I went back into the kitchen. More ants crawled around since I left. They thought it was safe. That the crumbs were for the taking. I began smacking the cabinet, feeling their tiny bodies stick to my palm.
“What are you doing out there?” Mom said.
“Killing ants.”
She came out holding the phone and sat at the table. My hand looked like a glue trap for the ants. They scurried away from me faster after I killed another one. Mom watched me slaughter them.
“Who was on the phone?”
I looked at the ants on my hand. “No one.”
“Was it him?” she said.
“What’s for dinner?”
“Did he say where he was?”
I grabbed a tea kettle from an overhead shelf and filled it with water. I put it on the stove and put the heat on.
“What are you doing?” Mom said.
“Getting ready to kill the ant hill outside,” I said.
“Did your dad say where he was?”
“He said he’ll call you,” I said.
The water reached a boil and the tea kettle whistled. I turned off the burner and headed for the back door.
“Did he say when he’ll call?” Mom said.
“Jesus Christ, Mom,” I said. “I don’t fucking know. He’s gone. Don’t you get that? He left you and me. He’s not going to come back. Maybe if you stopped sleeping all day, you’d understand that.”
Before I could tell her I was sorry she stood up and walked back to the living room with the phone in her hand.
“You don’t get to talk to me that way,” she said. “Ever.”
When she was gone, I headed outside.
The ant hill looked like it was moving before I got close to it. The worker ants crawled over the dirt in large formations. They covered the hill, crawling over each other and the bigger clumps of dirt. I felt the heat from the water.
I held the kettle over the hill and watched the ants go about their work. It was instinct to them. Did they understand when someone was standing over them waiting to kill them? Did instinct tell them that? I was bigger than them. It wasn’t a fair fight, but I poured the hot water onto the hill.

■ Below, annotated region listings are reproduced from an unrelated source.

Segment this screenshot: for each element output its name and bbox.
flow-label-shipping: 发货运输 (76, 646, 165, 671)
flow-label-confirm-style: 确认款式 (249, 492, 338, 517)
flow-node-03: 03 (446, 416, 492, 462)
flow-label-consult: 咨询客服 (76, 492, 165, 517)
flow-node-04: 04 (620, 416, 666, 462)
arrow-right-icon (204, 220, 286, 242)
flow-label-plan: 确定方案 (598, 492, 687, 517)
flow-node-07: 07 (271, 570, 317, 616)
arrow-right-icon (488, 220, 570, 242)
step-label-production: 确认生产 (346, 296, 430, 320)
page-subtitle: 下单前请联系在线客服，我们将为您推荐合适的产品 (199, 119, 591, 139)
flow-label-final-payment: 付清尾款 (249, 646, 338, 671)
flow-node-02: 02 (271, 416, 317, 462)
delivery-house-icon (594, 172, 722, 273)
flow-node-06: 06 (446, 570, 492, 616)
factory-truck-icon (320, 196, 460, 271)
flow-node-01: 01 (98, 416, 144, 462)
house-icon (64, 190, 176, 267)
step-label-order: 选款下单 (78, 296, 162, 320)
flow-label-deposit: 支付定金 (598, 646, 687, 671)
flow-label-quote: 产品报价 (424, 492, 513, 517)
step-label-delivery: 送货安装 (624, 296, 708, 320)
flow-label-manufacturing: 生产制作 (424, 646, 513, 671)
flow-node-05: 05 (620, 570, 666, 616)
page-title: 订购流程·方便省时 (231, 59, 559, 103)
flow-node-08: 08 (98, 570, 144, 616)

The hill collapsed. The dirt became wet clumps of mud. The water trickled down into the tunnels they dug and burned some and drowned the rest. The ants that managed to leave the hill before I poured the water crawled away. I stomped violently as they escaped.
I didn’t know what to do when I was done. The ant hill was completely sunken in and I guessed everything inside was dead. I sat on the grass and thought about my mom and dad. I pictured the hundreds of dead ants that were under me. I realized then that I only had dominion over things smaller and weaker than me. Things that could not fight back and hurt me. I thought about what Dad did to Mom, and what I said to her. We were squashing her with our palms in our own different ways.

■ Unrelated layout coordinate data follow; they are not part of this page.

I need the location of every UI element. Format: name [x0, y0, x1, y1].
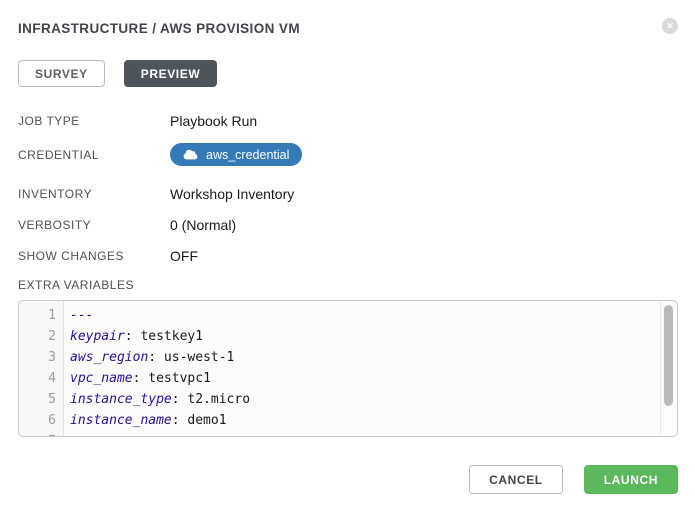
line-number: 4 [48, 371, 56, 386]
yaml-key: keypair [70, 329, 125, 344]
extra-variables-label: EXTRA VARIABLES [18, 278, 134, 292]
code-line: aws_region: us-west-1 [70, 347, 677, 368]
editor-line-number-gutter: 1 2 3 4 5 6 7 [19, 301, 64, 436]
line-number: 1 [48, 308, 56, 323]
job-type-label: JOB TYPE [18, 114, 80, 128]
editor-scrollbar-thumb[interactable] [664, 305, 673, 406]
credential-badge[interactable]: aws_credential [170, 143, 303, 166]
show-changes-label: SHOW CHANGES [18, 249, 125, 263]
code-line: keypair: testkey1 [70, 326, 677, 347]
line-number: 2 [48, 329, 56, 344]
credential-badge-label: aws_credential [206, 147, 290, 162]
inventory-label: INVENTORY [18, 187, 93, 201]
cancel-button[interactable]: CANCEL [469, 465, 563, 494]
code-line: --- [70, 305, 677, 326]
yaml-key: aws_region [70, 350, 149, 365]
yaml-value: : testkey1 [124, 329, 204, 344]
tab-survey[interactable]: SURVEY [18, 60, 105, 87]
line-number: 7 [19, 431, 56, 436]
modal-footer: CANCEL LAUNCH [18, 465, 678, 494]
code-line: instance_type: t2.micro [70, 389, 677, 410]
tab-bar: SURVEY PREVIEW [18, 60, 678, 87]
detail-row-show-changes: SHOW CHANGES OFF [18, 247, 678, 265]
editor-scrollbar-track[interactable] [660, 302, 676, 435]
credential-label: CREDENTIAL [18, 147, 100, 162]
yaml-key: instance_name [70, 413, 172, 428]
line-number: 5 [48, 392, 56, 407]
tab-preview[interactable]: PREVIEW [123, 60, 218, 87]
cloud-icon [183, 149, 198, 160]
detail-row-inventory: INVENTORY Workshop Inventory [18, 185, 678, 203]
extra-variables-editor[interactable]: 1 2 3 4 5 6 7 --- keypair: testkey1 aws_… [18, 300, 678, 437]
inventory-value: Workshop Inventory [170, 186, 295, 202]
launch-button[interactable]: LAUNCH [583, 465, 678, 494]
modal-header: INFRASTRUCTURE / AWS PROVISION VM ✕ [18, 18, 678, 36]
yaml-key: vpc_name [70, 371, 133, 386]
yaml-key: --- [70, 308, 94, 323]
line-number: 6 [48, 413, 56, 428]
yaml-value: : t2.micro [171, 392, 251, 407]
line-number: 3 [48, 350, 56, 365]
detail-row-credential: CREDENTIAL aws_credential [18, 143, 678, 166]
yaml-value: : demo1 [171, 413, 227, 428]
show-changes-value: OFF [170, 248, 198, 264]
code-line: vpc_name: testvpc1 [70, 368, 677, 389]
detail-row-job-type: JOB TYPE Playbook Run [18, 112, 678, 130]
yaml-key: instance_type [70, 392, 172, 407]
editor-code-area[interactable]: --- keypair: testkey1 aws_region: us-wes… [64, 301, 677, 436]
yaml-value: : us-west-1 [148, 350, 235, 365]
job-details: JOB TYPE Playbook Run CREDENTIAL aws_cre… [18, 112, 678, 265]
verbosity-label: VERBOSITY [18, 218, 92, 232]
page-title: INFRASTRUCTURE / AWS PROVISION VM [18, 21, 300, 36]
detail-row-verbosity: VERBOSITY 0 (Normal) [18, 216, 678, 234]
verbosity-value: 0 (Normal) [170, 217, 237, 233]
code-line: instance_name: demo1 [70, 410, 677, 431]
yaml-value: : testvpc1 [132, 371, 211, 386]
job-type-value: Playbook Run [170, 113, 258, 129]
close-icon[interactable]: ✕ [662, 18, 678, 34]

A small puddle formed where the anthill stood. The bodies of worker ants floated in the dirty water. The queen ant waded between the smaller ones, her legs moving, grasping for something to hold onto with desperation. I scooped her up and looked at her. She wiggled her mandibles in the air and tried to crawl out of my hand. She had small clear wings that looked broken. But she was alive. I placed her down on the grass next to me and watched her crawl away with her half-broken body.
It was after dark when I finally went back inside. Mom lay on the couch half asleep watching another one of her movies. I kneeled down and hugged her until I cried into her robe.